I peer in the mirror that the dewdrop
holds for the sky to coif its cotton crop.
My mind muffled and muddy, tries to stray
trying to tidy its thoughts on a tray.
I see a sea blue expanse of desert
with no white clouds when no wind tries to flirt.
Emotions, echo, ebb with emptiness
a tide, adrift with abandon, aimless.
I discover the drop threatens to fall
on the edge of its life; thin, green and small.

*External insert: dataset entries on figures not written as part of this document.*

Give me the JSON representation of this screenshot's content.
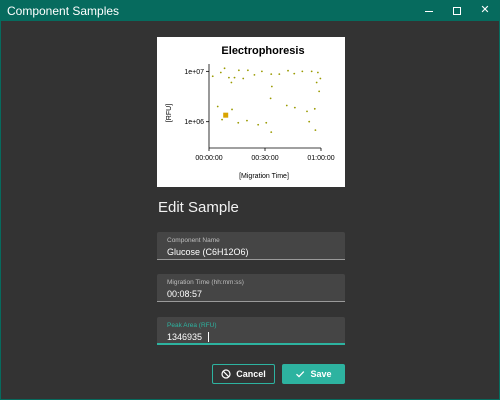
{
  "window": {
    "title": "Component Samples"
  },
  "colors": {
    "accent": "#2db3a0",
    "titlebar": "#066b5e",
    "background": "#333333",
    "field": "#454545",
    "point": "#9a9a00",
    "selected_point": "#d9a400"
  },
  "chart_data": {
    "type": "scatter",
    "title": "Electrophoresis",
    "xlabel": "[Migration Time]",
    "ylabel": "[RFU]",
    "xlim_seconds": [
      0,
      3600
    ],
    "x_ticks": [
      {
        "value": 0,
        "label": "00:00:00"
      },
      {
        "value": 1800,
        "label": "00:30:00"
      },
      {
        "value": 3600,
        "label": "01:00:00"
      }
    ],
    "ylim": [
      300000,
      14000000
    ],
    "y_scale": "log",
    "y_ticks": [
      {
        "value": 1000000,
        "label": "1e+06"
      },
      {
        "value": 10000000,
        "label": "1e+07"
      }
    ],
    "grid": false,
    "points": [
      {
        "x": 120,
        "y": 8000000
      },
      {
        "x": 380,
        "y": 9500000
      },
      {
        "x": 500,
        "y": 11500000
      },
      {
        "x": 640,
        "y": 7500000
      },
      {
        "x": 820,
        "y": 7500000
      },
      {
        "x": 960,
        "y": 10500000
      },
      {
        "x": 1100,
        "y": 7200000
      },
      {
        "x": 1250,
        "y": 10500000
      },
      {
        "x": 1460,
        "y": 8500000
      },
      {
        "x": 1700,
        "y": 10000000
      },
      {
        "x": 2000,
        "y": 8800000
      },
      {
        "x": 2260,
        "y": 8800000
      },
      {
        "x": 2540,
        "y": 10300000
      },
      {
        "x": 2740,
        "y": 9000000
      },
      {
        "x": 3000,
        "y": 10000000
      },
      {
        "x": 3300,
        "y": 10000000
      },
      {
        "x": 3500,
        "y": 9500000
      },
      {
        "x": 3580,
        "y": 7200000
      },
      {
        "x": 720,
        "y": 6000000
      },
      {
        "x": 3460,
        "y": 6000000
      },
      {
        "x": 2020,
        "y": 5000000
      },
      {
        "x": 3540,
        "y": 4000000
      },
      {
        "x": 1980,
        "y": 2900000
      },
      {
        "x": 2500,
        "y": 2100000
      },
      {
        "x": 2760,
        "y": 1900000
      },
      {
        "x": 280,
        "y": 2000000
      },
      {
        "x": 740,
        "y": 1750000
      },
      {
        "x": 3150,
        "y": 1600000
      },
      {
        "x": 3400,
        "y": 1800000
      },
      {
        "x": 420,
        "y": 1100000
      },
      {
        "x": 940,
        "y": 950000
      },
      {
        "x": 1580,
        "y": 870000
      },
      {
        "x": 1840,
        "y": 950000
      },
      {
        "x": 1220,
        "y": 1050000
      },
      {
        "x": 3220,
        "y": 1000000
      },
      {
        "x": 2000,
        "y": 620000
      },
      {
        "x": 3420,
        "y": 680000
      }
    ],
    "selected_point": {
      "x": 537,
      "y": 1346935
    }
  },
  "form": {
    "heading": "Edit Sample",
    "fields": [
      {
        "label": "Component Name",
        "value": "Glucose (C6H12O6)"
      },
      {
        "label": "Migration Time (hh:mm:ss)",
        "value": "00:08:57"
      },
      {
        "label": "Peak Area (RFU)",
        "value": "1346935"
      }
    ]
  },
  "buttons": {
    "cancel": "Cancel",
    "save": "Save"
  },
  "icons": {
    "cancel": "block-icon",
    "save": "check-icon"
  }
}
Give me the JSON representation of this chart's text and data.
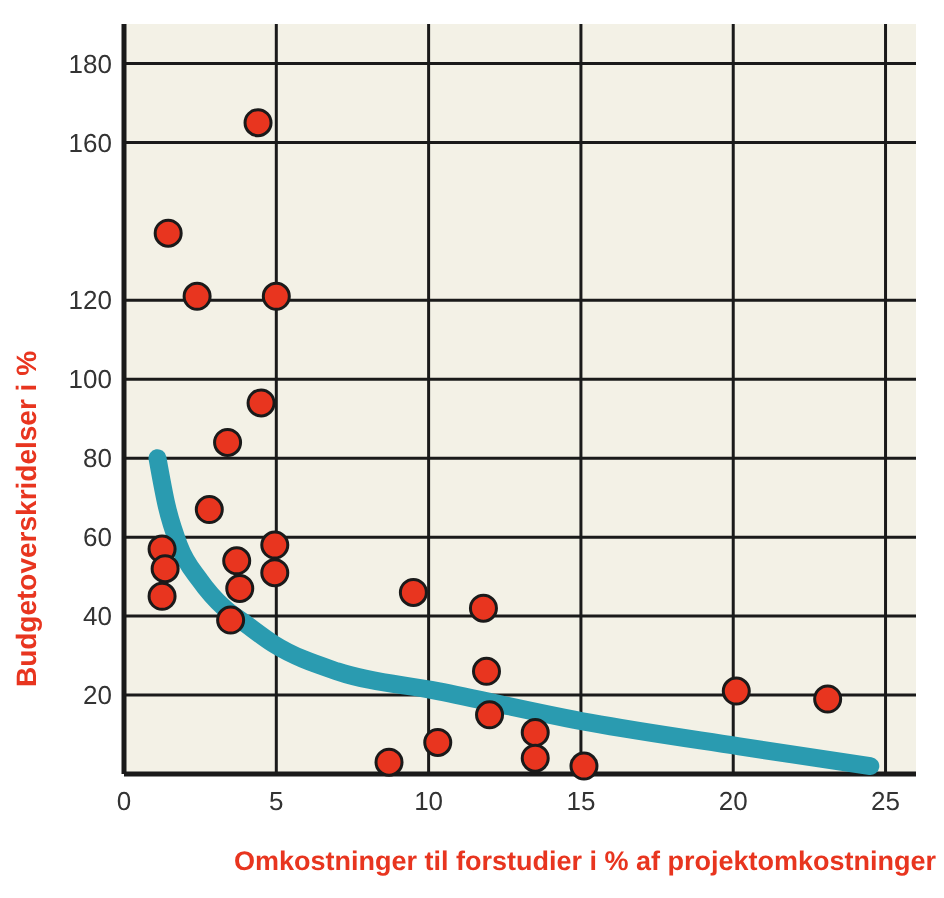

My memories flash in vivid waves, chime
they tug you from within, drown you in time.
I look up to see the black clouds whisper
when the drop trembles. Is that their thunder?
I shudder in darkness, did I daydream?
lost, I see the leaf sweat along the seam.
I feel the rain falling fast on my face
cool and warm and calm as it tries to trace.
Rains refresh the rust of reminiscing
those souvenir days in my mind, flashing.
I taste, not pure drops, but something salty?
didn’t the rain forget the salt with the sea?
Those, my tears of fear of forgetting
of the unkept promises we kept making.
I cry with the earth, while shedding some pain
i remember our hopes for heavy rain.
Dawdling on the days when the school was closed
excuses for lost umbrellas were forged.
I find myself lighter and forgiven
bathed in petrichor, scented with heaven.
These drops that soothe me listen and glisten
building rainbows in my eyes with the sun.
I notice raindrops, shine the leaf’s wither
while they catch and bounce and crash together.
The others, trying to softly whisper
on rainy days, we’ll be fine together.